I vari protagonisti dell'opera sono, in un certo senso, stratificati, cioè hanno ognuno una visione di ciò che realmente accade, chi più chi meno consapevole, una specie di scala di consapevolezza, che, in definitiva, diventa anche una scala di potere. La conoscenza come potere, quindi, ma con sempre quel qualcosa di ineluttabile che soverchia tutti quanti, e che, alla fine, soprafarrà gli intenti di tutte le parti in gioco, gettando il tutto in un nulla di fatto.

Sconfitta si della religione dogmatica, fondata sull'ignoranza, ma sconfitta anche di quelli che sanno; e tale sconfitta, significativamente, viene proprio da un fattore non calcolato, non calcolabile, ovvero da un innamoramento, proprio fra due esseri posti agli estremi opposti della scala di consapevolezza; il messia che non sa di esserlo e che è il più sballottato dagli avvenimenti, e colui che è maggiormente cosciente di ciò che stà accadendo.

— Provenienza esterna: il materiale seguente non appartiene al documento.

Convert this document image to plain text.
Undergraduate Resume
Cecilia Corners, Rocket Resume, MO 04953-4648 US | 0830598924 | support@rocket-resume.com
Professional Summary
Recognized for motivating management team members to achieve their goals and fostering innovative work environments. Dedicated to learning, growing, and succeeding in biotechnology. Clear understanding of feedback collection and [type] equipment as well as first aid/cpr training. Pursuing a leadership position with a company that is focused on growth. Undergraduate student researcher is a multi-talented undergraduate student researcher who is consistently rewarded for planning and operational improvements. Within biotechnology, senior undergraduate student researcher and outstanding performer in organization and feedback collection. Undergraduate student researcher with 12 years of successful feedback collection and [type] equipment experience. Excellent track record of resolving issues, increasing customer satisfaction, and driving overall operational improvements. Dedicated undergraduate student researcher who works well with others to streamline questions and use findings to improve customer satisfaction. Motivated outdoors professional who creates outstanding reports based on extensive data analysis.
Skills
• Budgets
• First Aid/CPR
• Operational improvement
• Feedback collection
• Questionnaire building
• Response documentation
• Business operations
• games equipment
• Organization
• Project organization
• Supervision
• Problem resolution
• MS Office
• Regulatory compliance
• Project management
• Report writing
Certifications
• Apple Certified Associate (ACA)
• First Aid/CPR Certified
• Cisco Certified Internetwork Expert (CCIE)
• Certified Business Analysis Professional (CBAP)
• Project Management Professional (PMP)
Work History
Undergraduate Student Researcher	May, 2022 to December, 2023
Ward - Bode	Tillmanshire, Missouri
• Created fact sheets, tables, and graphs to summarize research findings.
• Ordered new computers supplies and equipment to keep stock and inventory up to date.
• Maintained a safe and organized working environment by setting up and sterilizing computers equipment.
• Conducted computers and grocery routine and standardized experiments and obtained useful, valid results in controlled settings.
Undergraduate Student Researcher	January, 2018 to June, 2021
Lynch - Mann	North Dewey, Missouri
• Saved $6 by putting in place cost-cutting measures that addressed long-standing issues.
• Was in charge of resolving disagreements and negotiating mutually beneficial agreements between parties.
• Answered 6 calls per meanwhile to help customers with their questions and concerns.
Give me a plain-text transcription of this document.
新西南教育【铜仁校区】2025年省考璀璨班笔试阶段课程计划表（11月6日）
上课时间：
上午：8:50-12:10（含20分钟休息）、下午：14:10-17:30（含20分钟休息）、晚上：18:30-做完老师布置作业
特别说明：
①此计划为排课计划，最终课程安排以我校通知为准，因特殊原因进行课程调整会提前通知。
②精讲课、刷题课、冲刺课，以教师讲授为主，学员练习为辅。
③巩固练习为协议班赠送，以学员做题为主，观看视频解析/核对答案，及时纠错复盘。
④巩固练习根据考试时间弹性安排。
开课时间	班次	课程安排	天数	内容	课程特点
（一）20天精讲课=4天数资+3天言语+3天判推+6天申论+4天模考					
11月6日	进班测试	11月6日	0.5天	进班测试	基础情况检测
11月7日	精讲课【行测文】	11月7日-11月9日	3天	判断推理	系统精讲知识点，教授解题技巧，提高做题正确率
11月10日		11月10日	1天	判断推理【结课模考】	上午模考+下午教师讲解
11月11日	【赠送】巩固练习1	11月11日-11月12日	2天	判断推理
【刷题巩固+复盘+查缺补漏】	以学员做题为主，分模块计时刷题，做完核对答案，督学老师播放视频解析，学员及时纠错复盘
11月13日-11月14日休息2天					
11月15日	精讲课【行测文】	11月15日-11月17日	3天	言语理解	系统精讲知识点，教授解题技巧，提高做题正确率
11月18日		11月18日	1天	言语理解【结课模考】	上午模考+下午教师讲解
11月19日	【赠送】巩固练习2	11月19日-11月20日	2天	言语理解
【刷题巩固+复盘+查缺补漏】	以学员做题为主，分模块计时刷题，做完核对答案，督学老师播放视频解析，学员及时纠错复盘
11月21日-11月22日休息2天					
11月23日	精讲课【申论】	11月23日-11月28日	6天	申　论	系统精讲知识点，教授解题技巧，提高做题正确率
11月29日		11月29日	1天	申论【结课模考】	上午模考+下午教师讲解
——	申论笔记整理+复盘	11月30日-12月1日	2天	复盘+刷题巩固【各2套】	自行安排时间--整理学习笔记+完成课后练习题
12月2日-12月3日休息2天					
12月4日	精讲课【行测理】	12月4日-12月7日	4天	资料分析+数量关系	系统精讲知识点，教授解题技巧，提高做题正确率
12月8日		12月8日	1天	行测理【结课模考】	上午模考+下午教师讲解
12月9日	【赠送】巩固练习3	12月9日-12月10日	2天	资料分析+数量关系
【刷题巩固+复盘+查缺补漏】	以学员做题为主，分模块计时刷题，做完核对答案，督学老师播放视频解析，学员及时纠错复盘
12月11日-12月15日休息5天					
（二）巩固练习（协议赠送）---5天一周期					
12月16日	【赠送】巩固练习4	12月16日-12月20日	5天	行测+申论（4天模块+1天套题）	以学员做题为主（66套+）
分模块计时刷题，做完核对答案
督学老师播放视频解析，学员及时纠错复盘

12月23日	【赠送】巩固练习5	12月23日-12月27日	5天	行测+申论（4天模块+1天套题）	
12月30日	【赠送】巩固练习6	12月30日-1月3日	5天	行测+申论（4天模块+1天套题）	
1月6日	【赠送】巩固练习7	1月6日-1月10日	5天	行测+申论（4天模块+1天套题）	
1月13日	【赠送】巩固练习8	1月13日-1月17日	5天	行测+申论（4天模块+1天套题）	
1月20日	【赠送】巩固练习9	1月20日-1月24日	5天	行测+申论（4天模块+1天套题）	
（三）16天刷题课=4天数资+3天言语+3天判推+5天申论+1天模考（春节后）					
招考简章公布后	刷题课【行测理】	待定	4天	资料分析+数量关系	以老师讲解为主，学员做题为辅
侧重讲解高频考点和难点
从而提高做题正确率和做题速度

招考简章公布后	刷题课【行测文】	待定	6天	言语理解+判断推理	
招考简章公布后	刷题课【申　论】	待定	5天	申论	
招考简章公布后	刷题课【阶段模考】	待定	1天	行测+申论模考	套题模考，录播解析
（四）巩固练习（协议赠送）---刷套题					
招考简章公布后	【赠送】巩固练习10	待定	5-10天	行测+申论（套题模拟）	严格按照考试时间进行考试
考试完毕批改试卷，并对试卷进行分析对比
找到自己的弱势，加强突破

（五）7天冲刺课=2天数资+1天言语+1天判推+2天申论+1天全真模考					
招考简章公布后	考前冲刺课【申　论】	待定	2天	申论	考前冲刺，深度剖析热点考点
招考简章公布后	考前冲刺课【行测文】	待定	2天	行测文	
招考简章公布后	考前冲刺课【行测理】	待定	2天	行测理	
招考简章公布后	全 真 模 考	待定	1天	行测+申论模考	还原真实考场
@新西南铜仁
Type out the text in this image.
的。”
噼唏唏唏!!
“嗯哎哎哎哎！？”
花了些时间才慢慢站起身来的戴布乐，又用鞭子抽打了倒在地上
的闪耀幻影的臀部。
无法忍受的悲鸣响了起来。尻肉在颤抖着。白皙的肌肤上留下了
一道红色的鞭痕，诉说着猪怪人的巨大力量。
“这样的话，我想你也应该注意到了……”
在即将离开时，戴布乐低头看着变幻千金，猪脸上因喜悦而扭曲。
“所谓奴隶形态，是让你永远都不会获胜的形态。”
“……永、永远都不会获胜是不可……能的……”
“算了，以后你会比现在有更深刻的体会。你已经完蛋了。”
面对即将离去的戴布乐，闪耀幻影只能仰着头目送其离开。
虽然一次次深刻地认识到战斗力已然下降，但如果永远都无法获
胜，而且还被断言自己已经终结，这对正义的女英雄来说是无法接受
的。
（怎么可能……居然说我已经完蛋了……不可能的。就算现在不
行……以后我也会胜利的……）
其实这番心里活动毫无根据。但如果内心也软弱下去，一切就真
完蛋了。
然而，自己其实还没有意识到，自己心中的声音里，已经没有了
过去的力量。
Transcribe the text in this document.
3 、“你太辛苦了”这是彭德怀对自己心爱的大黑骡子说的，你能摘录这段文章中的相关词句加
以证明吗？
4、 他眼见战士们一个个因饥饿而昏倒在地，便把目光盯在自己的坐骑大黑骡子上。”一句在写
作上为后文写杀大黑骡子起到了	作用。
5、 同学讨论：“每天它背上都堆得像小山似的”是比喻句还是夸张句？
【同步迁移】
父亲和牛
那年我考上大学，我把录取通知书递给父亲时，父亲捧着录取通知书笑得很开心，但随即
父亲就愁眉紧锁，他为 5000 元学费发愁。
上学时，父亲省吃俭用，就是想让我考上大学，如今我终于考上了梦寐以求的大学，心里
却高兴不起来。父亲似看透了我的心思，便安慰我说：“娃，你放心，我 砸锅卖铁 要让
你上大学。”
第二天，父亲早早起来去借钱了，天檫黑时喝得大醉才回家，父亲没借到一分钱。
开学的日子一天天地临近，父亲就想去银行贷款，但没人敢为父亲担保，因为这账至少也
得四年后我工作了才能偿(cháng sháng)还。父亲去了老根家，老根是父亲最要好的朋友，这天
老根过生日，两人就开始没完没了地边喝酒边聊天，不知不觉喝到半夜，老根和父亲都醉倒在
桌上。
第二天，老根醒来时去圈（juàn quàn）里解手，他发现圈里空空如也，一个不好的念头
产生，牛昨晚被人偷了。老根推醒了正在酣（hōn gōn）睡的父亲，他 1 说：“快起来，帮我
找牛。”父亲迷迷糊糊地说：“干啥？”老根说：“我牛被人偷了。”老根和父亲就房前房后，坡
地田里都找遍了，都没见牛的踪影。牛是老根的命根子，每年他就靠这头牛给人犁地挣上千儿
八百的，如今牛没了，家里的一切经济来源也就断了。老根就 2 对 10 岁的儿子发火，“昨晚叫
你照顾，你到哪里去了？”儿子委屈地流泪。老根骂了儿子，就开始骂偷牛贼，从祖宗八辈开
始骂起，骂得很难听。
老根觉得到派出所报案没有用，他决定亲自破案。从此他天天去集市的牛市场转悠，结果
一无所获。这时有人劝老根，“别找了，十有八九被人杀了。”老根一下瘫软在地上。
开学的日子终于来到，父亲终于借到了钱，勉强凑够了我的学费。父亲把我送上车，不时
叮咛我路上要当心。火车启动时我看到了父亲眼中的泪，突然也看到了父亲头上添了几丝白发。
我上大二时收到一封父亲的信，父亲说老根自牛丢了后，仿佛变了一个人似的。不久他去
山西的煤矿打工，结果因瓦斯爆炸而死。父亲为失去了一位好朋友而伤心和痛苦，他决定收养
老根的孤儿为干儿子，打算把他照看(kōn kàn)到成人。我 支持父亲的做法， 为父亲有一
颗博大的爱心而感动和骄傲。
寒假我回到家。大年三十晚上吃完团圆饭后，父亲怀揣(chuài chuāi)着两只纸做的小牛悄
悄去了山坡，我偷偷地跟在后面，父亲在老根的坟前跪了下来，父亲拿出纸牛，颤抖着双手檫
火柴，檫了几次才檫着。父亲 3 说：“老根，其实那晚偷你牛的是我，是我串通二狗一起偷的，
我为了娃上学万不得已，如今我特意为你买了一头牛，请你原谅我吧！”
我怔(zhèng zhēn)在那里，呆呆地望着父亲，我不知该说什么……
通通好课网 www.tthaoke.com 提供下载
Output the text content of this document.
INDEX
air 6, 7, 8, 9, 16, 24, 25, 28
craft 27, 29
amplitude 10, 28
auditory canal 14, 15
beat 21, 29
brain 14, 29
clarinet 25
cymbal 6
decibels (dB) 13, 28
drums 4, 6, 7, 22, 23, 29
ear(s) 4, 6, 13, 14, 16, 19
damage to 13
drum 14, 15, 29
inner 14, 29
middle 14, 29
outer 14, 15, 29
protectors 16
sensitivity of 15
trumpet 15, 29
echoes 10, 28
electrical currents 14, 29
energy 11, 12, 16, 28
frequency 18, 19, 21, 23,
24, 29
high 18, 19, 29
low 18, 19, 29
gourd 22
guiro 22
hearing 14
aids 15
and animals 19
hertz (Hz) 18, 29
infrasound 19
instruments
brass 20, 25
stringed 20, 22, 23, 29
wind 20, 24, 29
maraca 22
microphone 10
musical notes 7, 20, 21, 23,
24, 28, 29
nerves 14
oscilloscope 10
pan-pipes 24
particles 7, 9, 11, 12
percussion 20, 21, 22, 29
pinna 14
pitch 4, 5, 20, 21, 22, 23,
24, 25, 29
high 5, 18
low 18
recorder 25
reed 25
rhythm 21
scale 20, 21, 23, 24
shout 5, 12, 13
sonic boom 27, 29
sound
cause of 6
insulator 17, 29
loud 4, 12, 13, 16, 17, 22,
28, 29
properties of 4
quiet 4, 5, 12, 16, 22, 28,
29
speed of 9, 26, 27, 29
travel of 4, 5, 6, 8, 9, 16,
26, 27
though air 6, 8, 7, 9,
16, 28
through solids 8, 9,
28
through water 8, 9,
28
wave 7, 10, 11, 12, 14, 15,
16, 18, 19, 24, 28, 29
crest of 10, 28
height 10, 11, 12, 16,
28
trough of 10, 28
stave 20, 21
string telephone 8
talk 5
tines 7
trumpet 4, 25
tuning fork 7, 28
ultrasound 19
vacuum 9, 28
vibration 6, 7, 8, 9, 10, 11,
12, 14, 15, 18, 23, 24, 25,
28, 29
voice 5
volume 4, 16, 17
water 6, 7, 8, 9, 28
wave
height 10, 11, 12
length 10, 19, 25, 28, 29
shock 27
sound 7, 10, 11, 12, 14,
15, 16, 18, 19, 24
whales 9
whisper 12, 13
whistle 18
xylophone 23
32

Razionalità e religiosità sconfitti, dunque, dall'empatia fra esseri umani, che scavalca pregiudizi, progetti e millenni di storia e tradizioni, che si pone su di un piano di atemporalità, di rivoluzionarietà; l'amore è dunque scardinante, anche qui, più di qualsiasi altra cosa. Ma anch'esso dovrà subire le angherie del destino.

Il romanzo breve "Il patto", è molto denso, innanzi tutto, nel senso che accadono più cose qui che non nel romanzo; l'atmosfera è molto pastosa; profumi e sensualità, mistero e morte, schiave, e un rito pagano della fertilità. Una vendetta e una quest al centro dell'opera, più il patto di sangue che diviene unione mistica fra due donne.

Anche qui la trama è lineare, ma molto debole il finale; sempre nell'introduzione, Pilo dice che questo brano fa parte di un ciclo; ciò, penso, può essere il motivo per un finale siffatto, in cui l'atmosfera sapientemente creata si disfà, si scolora, non perviene ad una sintesi, ad una conclusione reale; si ha il vago senso di qualcosa di incompiuto, di lasciato lì, si vorrebbe sapere come va a finire, al limite si prospetta come un buon inizio che avrebbe potuto trovare la sua soddisfazione in se stesso, e che invece si è voluto aprire ad una molteplice possibilità di proseguimento.

Alla fin fine mi auguro di poter reperire altri brani di detto ciclo, per sapere che fine faranno Alinor di Seregonn, la prostituta-guerriera, Evill, la ex Suprema, e se mai il loro patto di sangue si scioglierà, con la morte di Sharu, il sacerdote... che, chiaramente, è esattamente l'intento di Conti!